A lot of Irish people think that this movie is biased because it does not include Sean Connery, and they think that it is biased because it's about the Catholic church. You know, like "The Irish Sun" and "The Irish Times" and "The Irish Times" and "The Irish Times", that kind of thing. Okay, so. if you are an Irish person, you will enjoy this movie. If you are a Roman Catholic, you will not enjoy this movie. It's not as bad as I thought it would be, but it's definitely not good either. This is one of the most interesting movies I have ever seen. It tells the story of Patrick (Sean Connery), who is a Roman Catholic, who gets involved with the Catholic church, and does not want to be involved with it. He has a certain sort of deep, even mystical feeling in his heart, which does not come out in his actions. He does not follow the teachings of the church, and he is a very religious person, so when he says things like "I hate Catholicism", people think he is crazy. But, in fact, he is trying to figure out how he can help the church. It is not a whole lot of help, but he does try. He actually does get involved in the local church and has a certain influence on it. And he does some good things for the church. I will also add that it is a very beautiful film, even though it is mostly in Irish. It is very quiet, almost like it is in the back of your mind. There are very few scenes that are not in Irish. There are a lot of scenes that are not in Irish, and that makes it very interesting. And I will also add that the title of the movie is not very appropriate. This is not a patron saint of Ireland. The film does not talk about the patron saint of Ireland. It is a movie about an Irish man who was a member of the Catholic church and he tried to help the church, but he didn't really have much of an influence on it. It does not speak about the patron saint of Ireland. It is a very important, very interesting movie, and you should watch it if you like this kind of thing.

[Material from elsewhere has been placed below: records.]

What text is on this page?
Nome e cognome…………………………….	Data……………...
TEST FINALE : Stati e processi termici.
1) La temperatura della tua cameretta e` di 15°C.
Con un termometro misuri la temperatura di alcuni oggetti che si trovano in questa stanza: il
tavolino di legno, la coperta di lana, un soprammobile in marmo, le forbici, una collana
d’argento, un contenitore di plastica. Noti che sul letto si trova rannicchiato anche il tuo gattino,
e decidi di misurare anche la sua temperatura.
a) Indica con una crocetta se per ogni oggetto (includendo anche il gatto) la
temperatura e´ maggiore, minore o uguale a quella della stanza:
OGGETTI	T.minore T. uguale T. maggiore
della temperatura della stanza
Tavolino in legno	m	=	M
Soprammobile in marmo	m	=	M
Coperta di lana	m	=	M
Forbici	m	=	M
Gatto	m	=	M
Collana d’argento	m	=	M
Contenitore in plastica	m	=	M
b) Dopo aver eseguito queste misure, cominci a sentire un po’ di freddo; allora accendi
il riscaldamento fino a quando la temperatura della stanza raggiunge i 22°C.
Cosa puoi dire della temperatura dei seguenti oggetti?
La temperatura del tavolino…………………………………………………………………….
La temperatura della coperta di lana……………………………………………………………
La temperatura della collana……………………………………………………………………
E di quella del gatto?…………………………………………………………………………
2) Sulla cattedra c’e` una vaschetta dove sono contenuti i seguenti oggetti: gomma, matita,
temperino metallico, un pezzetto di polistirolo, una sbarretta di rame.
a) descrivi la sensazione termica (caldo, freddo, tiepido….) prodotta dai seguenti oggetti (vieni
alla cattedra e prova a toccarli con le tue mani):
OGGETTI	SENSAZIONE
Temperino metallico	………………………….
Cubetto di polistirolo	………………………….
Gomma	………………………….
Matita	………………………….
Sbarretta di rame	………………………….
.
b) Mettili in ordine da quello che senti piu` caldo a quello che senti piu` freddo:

Saturday, 02 May 2020 08:01

Yes, it's just that simple. The documentary is well made, with an interesting mix of people talking about how they feel about Ireland, with a number of personal stories to add to the mixture. I won't go into the details as I don't want to spoil the experience. Suffice to say, if you've been to Ireland, you will most likely feel the same way. I just hope you don't get the impression that this is a particularly "great" documentary on Ireland. It's not, in fact, any more than the simple fact that the people involved in the film were Irish (for those of you that don't know, it's a country in Northern Ireland). Ireland is a beautiful country and the people there are as you might expect. The Irish people I spoke to felt quite proud of their country and what it has done to help the Irish people during the Holocaust and in other horrible times in Irish history. It's also quite possible that some people here will be very uncomfortable about what they've seen, and perhaps even feel insulted by the documentary. The documentary definitely doesn't portray the Irish people as a bunch of evil monsters, and even if some people here might be offended by it, it's still important to remember that the documentary was made by Irish people. If you know the history of Ireland, you'll probably be able to feel at ease about the portrayal of the country. I think it's important to understand the motivation for the film, and it's clear that it was made to bring awareness to the problem of the Holocaust. If you don't know anything about the Holocaust, you might be surprised that it happened in Ireland and how much of it was done in Ireland. It's also clear that the majority of the film was done in Ireland, and I would expect that some of the footage of other countries would have been included. Overall, it's a pretty good documentary. It does show the Irish people to be a nation of heroes and is informative. The film is a bit long, and the ending will make some people uncomfortable. If you've seen a documentary about the Holocaust, you know the ending will be extremely moving and will leave you speechless. In my opinion, this documentary is well worth seeing. It is well-made and I think it's very important for people to understand the issues of the Holocaust and Ireland. I think if you don't know anything about the Holocaust, you'll probably like the film more than if you have a background knowledge.